Woke up this morning stiff and tired. Groggy tired. Coming down the stairs I knew my ankles were angry at me. I tried not to worry about it as we atalked about the details of today's hike. I popped some ibuprophen. After trying in vain to locate clean, dry socks (I am packing WAY more than I need next time, of course, I hope not to have a boot with a gaping crack in it next time either) I decided on the old plastic-bag-in-the-boot trick in a last-ditch attempt at waterproofing.
Ray decided to hang back for this one and I considered it too, but I idint' feel all that horrible, and I could at least take solace in the fact that this hike would be easier than yesterday's. We set out under "socked in" foggy skies, but it wasn't very cold, so we were in decent spirits. The trails were mostly less steep which my sore joints really appreciated.
The path was kept quite misty ahead of us and kept me from looking up and feeling overwhelmed. We found a lot more species to be in bloom, yellow mountain avens, 3-toothed cinqfoil, alpine azalea and mountain heath.
We stopped by a bog community wiht hopes of seeing a field of wildflowers, unfortunatly the snow had only recently receeded and the plants weren't quite in bloom. At this point, my boots, I'm sure, were wet, but my plastic baggie in the boot trick was helping.
We ascended from the spot up a quick, steep climb to see an unusual sight... SNOW!
The last bit of a snow bank remained and was melting. Around it were a bunch of flowers. Folds from the class slid down the snow patch in turns, I refrained because of my boot holes.
From there we decided to summit Jefferson - a "short climb" from where we were. About halfway through the climb it got steep and difficult, my heart began to beat hard and I was out of breath like on the first day's hike in. I went up slowly barely able to see the rest of the class in the mist but they kept encouraging me.

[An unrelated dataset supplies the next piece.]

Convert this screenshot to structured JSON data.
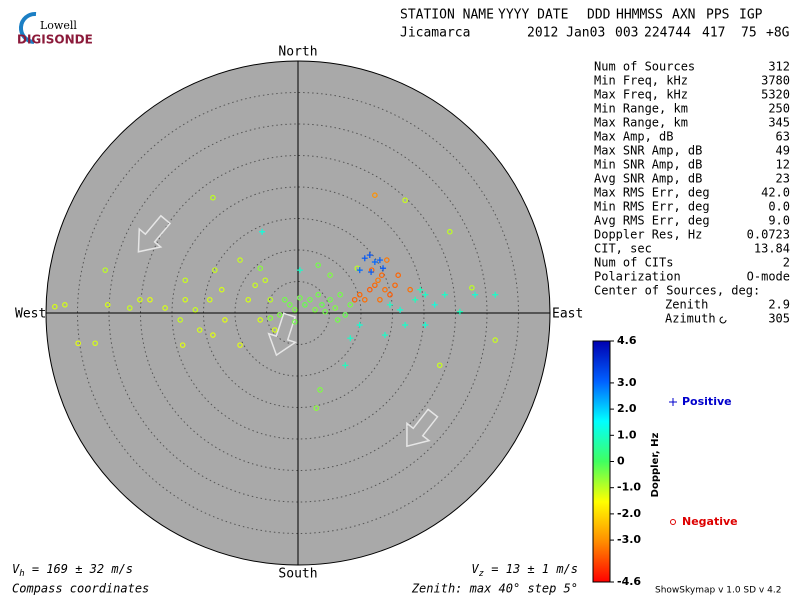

From the last tall cairn, it was only a quick scrabble to the top - and I got to the summit. As out of breath as I was, I kept thinking, DAMN, I CLIMBED TWO MOUNTAINS?!
The view, unfortuantly, never opened up for us. The way back was the way we came up but thankfully down this time.
My ankles started to twist and get unstable during the decent. Briefly the coulds opened and we could see the Great Gulf and castelated ridge.
Most of the trip back was uneventful until we heard thunder and had to hurry for cover. The wet rocks combined with fatigued ankles and rushing wasn't too safe and I tweaked both my knees and ankles even further than they already wor on my dead shoes. Fortunatly, I didn't take abig fall, and we soon made it back to camp without being electrocuted.
I took a nap then attempted to go out and do my plot readings. Just as I got there it started raining - hard. After that the thunder came, and I had to hunker down for a while until it passed. When I saw the rest of the group coming down the trail I joined them, sloshing back under thinkdering skies. I was also lucky here that the only thing I got from that trip home was ver wet.
The probelm at camp is now that 75% of what I brought is now wet. I'm writing this in the moxie shirt and black leggings. My other pants were completely soaked.
I'm optimistic that I'll at least have something to wear tomorrow, if not the best option possible. I am MUCH more concerned about my boots though, they're... dead. But then, what will I wear down the mountain tomorrow???!?!?!
Alright I'm off to bed, I need the warmth of my sleeping bag to dry me off a bit.